La cucina economica

Nelle case dei paesi o delle campagne salentine fino agli anni 60, era presente la cucina economica.

Era una stufa, una grande scatola di lamiere di ferro, composta da una piastra con tre fori di diverse dimensioni, coperti da anelli concentrici.
Era anche composta dalla fornace per bruciare legna, da un forno, da una piccola caldaia per l’acqua calda.

Era un ritrovato dei primi anni del 900, dopo l’invenzione della ghisa e del mattone refrattario; prese progressivamente il posto dell’antico focolare o dei più piccoli fornelli a carbonella.

Era un “elettrodomestico” poco elettrico e molto domestico.
Non c’era il pericolo della corrente elettrica “la scossa” o di una fuga di gas.
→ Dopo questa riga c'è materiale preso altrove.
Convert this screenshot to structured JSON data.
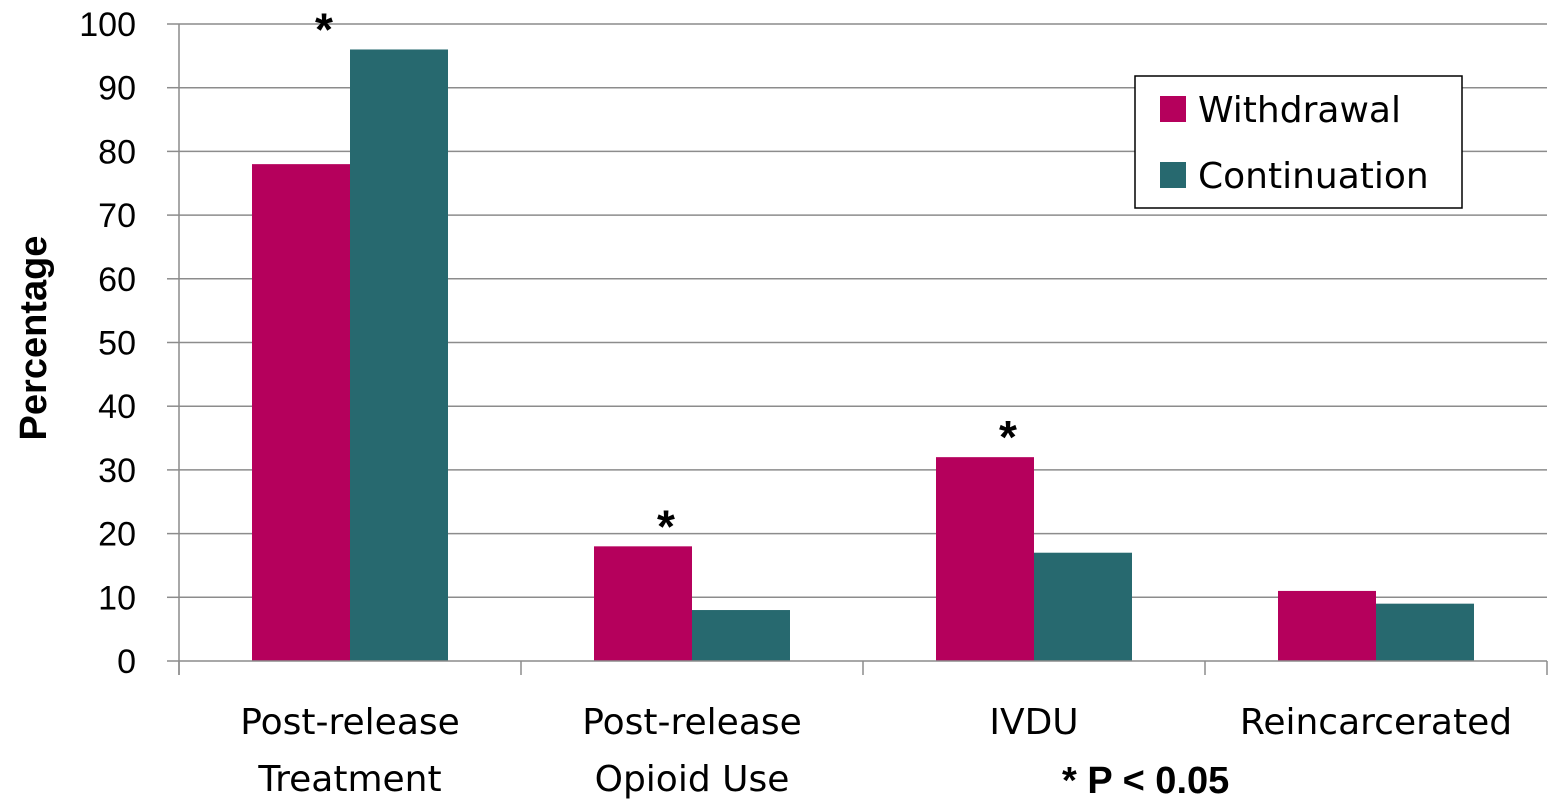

Era una macchina perfetta per il risparmio energetico: basso consumo, alto rendimento, non lasciava residui, non inquinava.

Assolveva a 10 funzioni:

– Piano di Cottura: il fuoco era sempre acceso per far bollire l’acqua o cuocere la carne, abbrustolire il pane, tenere in caldo le vivande… si poteva usare la fiamma viva e una apposita valvola regolava la fiamma e il calore.

Riscaldamento centralizzato: usando diversi combustibili (legna, carbone, carta ecc..) scaldava in modo omogeneo e continuo la cucina che era il vero cuore della casa (grazie a lamiere di ghisa o ferro e alla pietra refrattaria che manteneva il caldo e lo restituiva in modo progressivo).
I tubi attraversavano la cucina e le camere da letto e il fumo usciva freddo dopo aver donato tutto il suo caldo alla casa.

Boiler: una caldaia inserita all’interno della stufa, forniva acqua bollente alla famiglia.

Umidificatore: l’evaporazione delle pentole in cottura, forniva all’ambiente una giusta misura di umidità; abbatteva la polvere e facilitava la respirazione, specie nei periodi invernali.

Asciugatoio: una raggiera di bacchette di metallo, opportunamente fissate a raggiera intorno al tubo del fumo, era un utile stenditoio per la piccola biancheria. Quando quei bracci non servivano si potevano rinchiudere.
Il corrimano di ottone che proteggeva il piano cottura era un altro stenditoio per asciugamani.

Forno: di solito situato a sinistra in alto vicino alla camera del fuoco, era chiuso da uno sportello.

Scaldavivande: sotto il forno c’era un’altra apertura chiusa da uno sportello: aveva una temperatura più bassa e serviva a tenere in caldo le vivande o per asciugare scarpe e pantofole.

Detersivo ecologico: per fare il bucato, si usava la cenere che bollita forniva un prodotto chimico “l’alsìa” (liscivia, a base di carbonati alcalini) che serviva a lavare lenzuola e vestiti.

Scaldaletto: le braci d’inverno servivano a riempire la “padella” che dentro allo scaldaletto, intiepidivano dolcemente le lenzuola.
La stufa era in certo modo il luogo sacro alle vestali, le donne di casa, dove si conservava il fuoco.

Inceneritore: nella casa non si buttava via niente, i rifiuti organici venivano buttati nella “massa” insieme alla fuligine della pulizia dei tubi e diventano concime;
il ferro e la carta erano “riciclati”, tutto il resto si buttava nel fuoco.

Ma, il fumo che fuoriusciva era anche uno strumento meteorologico e quando la stufa tirava male e il fumo entrava in casa, era segno che la pressione era bassa si prevedevano piogge o bufere.

La cucina economica insomma non era una macchina fredda e anonima come il fornello a gas, la lavastoviglie, il forno a microonde o il frigo.
Era invece un’amica della nostra infanzia, la si accudiva tenendola ben pulita; per accenderla ci voleva un’arte speciale; dopo un po’ di fatica però ti restituiva in calore le sue attenzioni.

Era legata alla figura della madre, al suo amore e al suo calore, che ti accompagnava nelle umide e fredde giornate invernali nel caldo abbraccio del letto riscaldato dalle brace rovente.